Manitoba's connection with Tanzania highlighted during International Development Week

Rural development challenges in African countries like Tanzania aren't that different from rural development challenges in Manitoba, says Dinah Ceplis. She works with both the Brandon-based Marquis Project and Tanzania Society of Agricultural Education and Extension (TSAEE).

Ceplis spoke on Thursday at the Sowing Seeds of Development Roundtable Discussion at Canadian Mennonite University. The event was part of the Manitoba Council for International Co-operation's 26th annual International Development Week lineup.

Ceplis, who lives north of Minnedosa, spends her winters working in Tanzania. She has made 15 trips to rural areas near Lake Victoria beyond the city of Mwanza in Tanzania.

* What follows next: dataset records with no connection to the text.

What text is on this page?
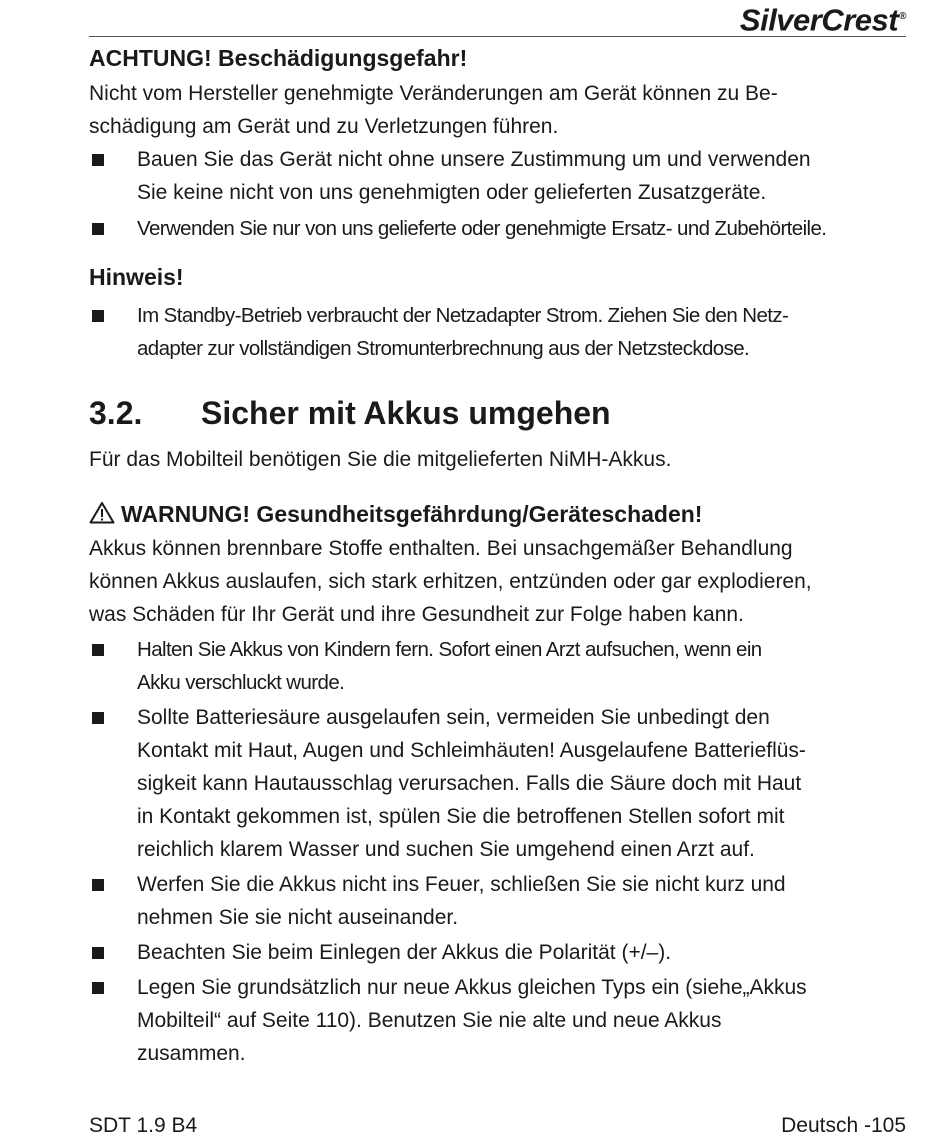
SilverCrest®
ACHTUNG! Beschädigungsgefahr!

Nicht vom Hersteller genehmigte Veränderungen am Gerät können zu Be-

schädigung am Gerät und zu Verletzungen führen.

Bauen Sie das Gerät nicht ohne unsere Zustimmung um und verwenden
Sie keine nicht von uns genehmigten oder gelieferten Zusatzgeräte.
Verwenden Sie nur von uns gelieferte oder genehmigte Ersatz- und Zubehörteile.
Hinweis!
Im Standby-Betrieb verbraucht der Netzadapter Strom. Ziehen Sie den Netz-
adapter zur vollständigen Stromunterbrechnung aus der Netzsteckdose.
3.2.	Sicher mit Akkus umgehen

Für das Mobilteil benötigen Sie die mitgelieferten NiMH-Akkus.

WARNUNG! Gesundheitsgefährdung/Geräteschaden!

Akkus können brennbare Stoffe enthalten. Bei unsachgemäßer Behandlung

können Akkus auslaufen, sich stark erhitzen, entzünden oder gar explodieren,

was Schäden für Ihr Gerät und ihre Gesundheit zur Folge haben kann.

Halten Sie Akkus von Kindern fern. Sofort einen Arzt aufsuchen, wenn ein
Akku verschluckt wurde.
Sollte Batteriesäure ausgelaufen sein, vermeiden Sie unbedingt den
Kontakt mit Haut, Augen und Schleimhäuten! Ausgelaufene Batterieflüs-
sigkeit kann Hautausschlag verursachen. Falls die Säure doch mit Haut
in Kontakt gekommen ist, spülen Sie die betroffenen Stellen sofort mit
reichlich klarem Wasser und suchen Sie umgehend einen Arzt auf.
Werfen Sie die Akkus nicht ins Feuer, schließen Sie sie nicht kurz und
nehmen Sie sie nicht auseinander.
Beachten Sie beim Einlegen der Akkus die Polarität (+/–).
Legen Sie grundsätzlich nur neue Akkus gleichen Typs ein (siehe„Akkus
Mobilteil“ auf Seite 110). Benutzen Sie nie alte und neue Akkus
zusammen.
SDT 1.9 B4	Deutsch -105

"People are living on less than a dollar a day—the types of poverty we can't even imagine here in Canada," Ceplis said.

As 75 per cent of the population in Tanzania depends on agriculture and related industries to make a living, she said, TSAEE's focus is on sustainable micro-enterprise projects that contribute to local economies.

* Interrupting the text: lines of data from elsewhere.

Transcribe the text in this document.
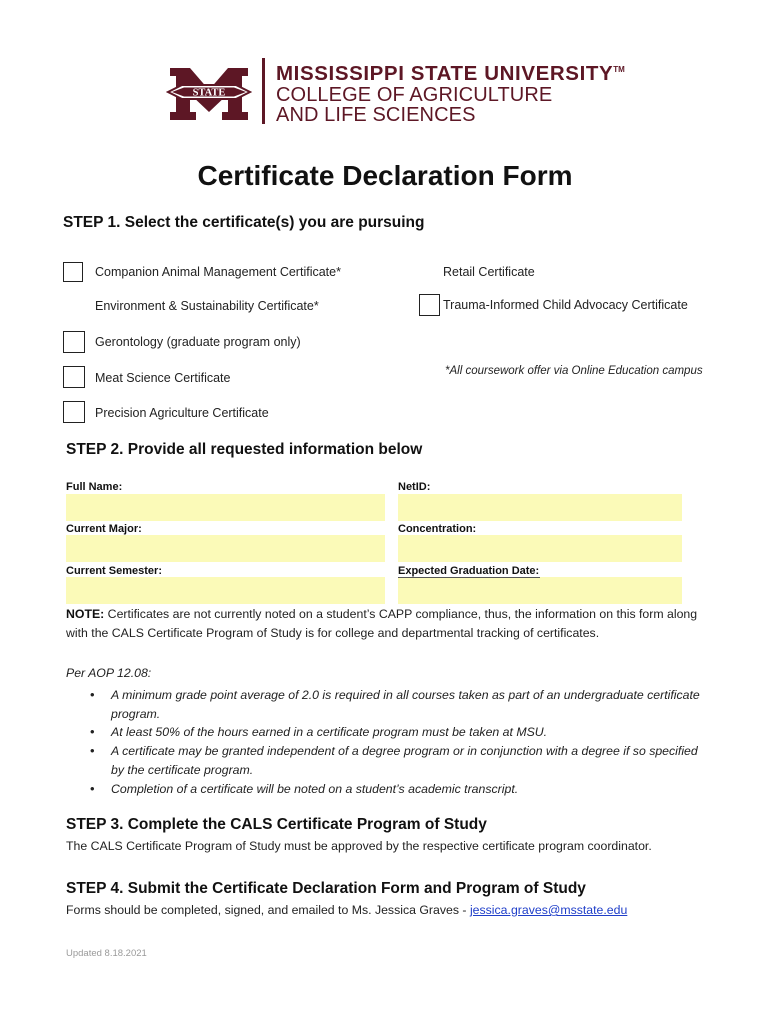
STATE
MISSISSIPPI STATE UNIVERSITY™
COLLEGE OF AGRICULTURE
AND LIFE SCIENCES
Certificate Declaration Form
STEP 1. Select the certificate(s) you are pursuing
Companion Animal Management Certificate*	Retail Certificate
Environment & Sustainability Certificate*	Trauma-Informed Child Advocacy Certificate
Gerontology (graduate program only)
*All coursework offer via Online Education campus
Meat Science Certificate
Precision Agriculture Certificate
STEP 2. Provide all requested information below
Full Name:	NetID:
Current Major:	Concentration:
Current Semester:	Expected Graduation Date:
NOTE: Certificates are not currently noted on a student’s CAPP compliance, thus, the information on this form along with the CALS Certificate Program of Study is for college and departmental tracking of certificates.
Per AOP 12.08:
• A minimum grade point average of 2.0 is required in all courses taken as part of an undergraduate certificate program.
• At least 50% of the hours earned in a certificate program must be taken at MSU.
• A certificate may be granted independent of a degree program or in conjunction with a degree if so specified by the certificate program.
• Completion of a certificate will be noted on a student’s academic transcript.
STEP 3. Complete the CALS Certificate Program of Study
The CALS Certificate Program of Study must be approved by the respective certificate program coordinator.
STEP 4. Submit the Certificate Declaration Form and Program of Study
Forms should be completed, signed, and emailed to Ms. Jessica Graves - jessica.graves@msstate.edu
Updated 8.18.2021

"(The projects) could be as small as making tea and fried donuts and selling them in a little roadside stand," Ceplis said.

A key challenge to getting and keeping the projects going is the migration of young people out of rural areas to urban centres where they think they can find jobs, she said.

While the situation is different in Manitoba, she said youth retention in rural areas is an issue in the province as well.

"Here in rural Manitoba, if you read the Grade 12 grad newspapers, you'll find very few of the graduating students are planning to stay in the rural area. They're all going to head off," Ceplis said.

Both the Marquis Project and TSAEE began to take off in the 1980s. Collaboration between the two initiatives over the years has seen residents from the Brandon area, like Ceplis, travel to Tanzania and vice versa.

Janice Hamilton, executive director of the Manitoba Council for International Co-operation, said a strong connection has developed.

"I think for Manitobans, they can relate. Especially if we think of agriculture," Hamilton said.

"Although the crops may be different, the whole idea of the growing and living in a rural society, that's the commonality."